Drosophila melanogaster, commonly known as the fruit fly, has been used to shed light on the biomedical sciences for over a century. Initially, it was used for genetic research, but its significance in neuroscientific studies has increased in later years. It is relatively simple to alter the fly genome and allow disease-related proteins to be produced in a specific tissue or cell type. Drosophila is an excellent model for examining AD because the flies exhibit surprisingly similar disease symptoms and characteristics as humans.
The first part of my thesis describes the pathogenic processes that contribute to neurodegeneration by using two different AD Drosophila models: the Aβ-model, where Aβ is cloned into the genome and directly expressed, and the AβPP-BACE1 model, where Aβ is generated through AβPP processing. Neuronal cell death and oxidative stress were seen in both fly models. However, the levels of Aβ1-42 and the effect on the endo-lysosomal system differed, suggesting that there are different toxic mechanisms responsible for the death of these flies. The Aβ peptide's inherent properties decide the aggregates' heterogeneity and toxicity. Moreover, AβPP-processing resulted in a build-up of cleaving products that possibly have a toxic impact.
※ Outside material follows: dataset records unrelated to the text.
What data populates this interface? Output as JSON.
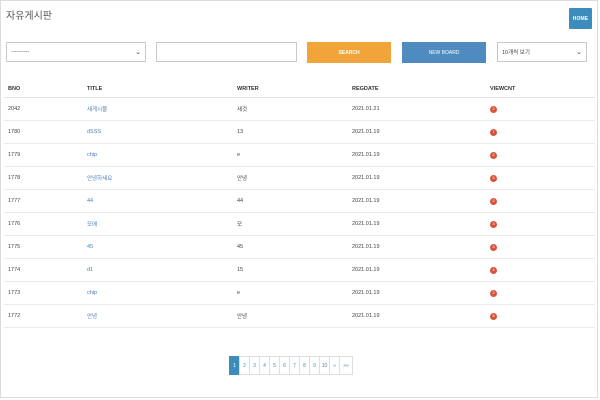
{
  "page": {
    "title": "자유게시판",
    "home_label": "HOME"
  },
  "search": {
    "type_select": "----------",
    "keyword_value": "",
    "search_label": "SEARCH",
    "new_board_label": "NEW BOARD",
    "page_size_select": "10개씩 보기"
  },
  "table": {
    "headers": [
      "BNO",
      "TITLE",
      "WRITER",
      "REGDATE",
      "VIEWCNT"
    ],
    "rows": [
      {
        "bno": "2042",
        "title": "새게시물",
        "writer": "새것",
        "regdate": "2021.01.21",
        "viewcnt": "2"
      },
      {
        "bno": "1780",
        "title": "dSSS",
        "writer": "13",
        "regdate": "2021.01.19",
        "viewcnt": "7"
      },
      {
        "bno": "1779",
        "title": "chip",
        "writer": "e",
        "regdate": "2021.01.19",
        "viewcnt": "2"
      },
      {
        "bno": "1778",
        "title": "안녕하세요",
        "writer": "안녕",
        "regdate": "2021.01.19",
        "viewcnt": "3"
      },
      {
        "bno": "1777",
        "title": "44",
        "writer": "44",
        "regdate": "2021.01.19",
        "viewcnt": "2"
      },
      {
        "bno": "1776",
        "title": "모에",
        "writer": "모",
        "regdate": "2021.01.19",
        "viewcnt": "3"
      },
      {
        "bno": "1775",
        "title": "45",
        "writer": "45",
        "regdate": "2021.01.19",
        "viewcnt": "3"
      },
      {
        "bno": "1774",
        "title": "d1",
        "writer": "15",
        "regdate": "2021.01.19",
        "viewcnt": "4"
      },
      {
        "bno": "1773",
        "title": "chip",
        "writer": "e",
        "regdate": "2021.01.19",
        "viewcnt": "2"
      },
      {
        "bno": "1772",
        "title": "안녕",
        "writer": "안녕",
        "regdate": "2021.01.19",
        "viewcnt": "5"
      }
    ]
  },
  "pagination": {
    "pages": [
      "1",
      "2",
      "3",
      "4",
      "5",
      "6",
      "7",
      "8",
      "9",
      "10"
    ],
    "active": "1",
    "next": "»",
    "last": "»»"
  },
  "colors": {
    "primary": "#3c8dbc",
    "search_button": "#f0a43a",
    "new_board_button": "#4f8ac0",
    "badge": "#d9533b",
    "link": "#4a7fb8"
  }
}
The second part focuses on expressing Aβ in the fly gut instead of the brain. The selected Aβ variants are wildtype Aβ1-42, the arctic mutant of Aβ1-42 and the tandem construct T22Aβ1-42, where the two latter are very aggregation-prone. With this model, one can study toxic mechanisms behind AD and examine whether orally administered drug molecules can modify proteotoxicity. The gut-based fly model exhibits similar phenotypes as models where the central nervous system is the target site; phenotypes include reduced survival relative to control flies and the presence of aggregates and apoptotic cells. Interestingly, the expression of the Arctic mutant Aβ1-42 and T22Aβ1-42 resulted in an equal reduction in survival, but the Aβ load was significantly greater in T22Aβ1-42 flies. This indicates that the mortality rate does not correlate with the number of aggregates, which is consistent with findings from other researchers. Instead, a specific type of Aβ species likely exerts a high toxicity effect in these flies. There is a diversity among aggregates originating from the Aβ peptide, and interpreting the aggregation process is essential to understanding the toxic mechanisms behind AD. No cure for AD is currently available. However, more research in this field will provide valuable tools to combat AD.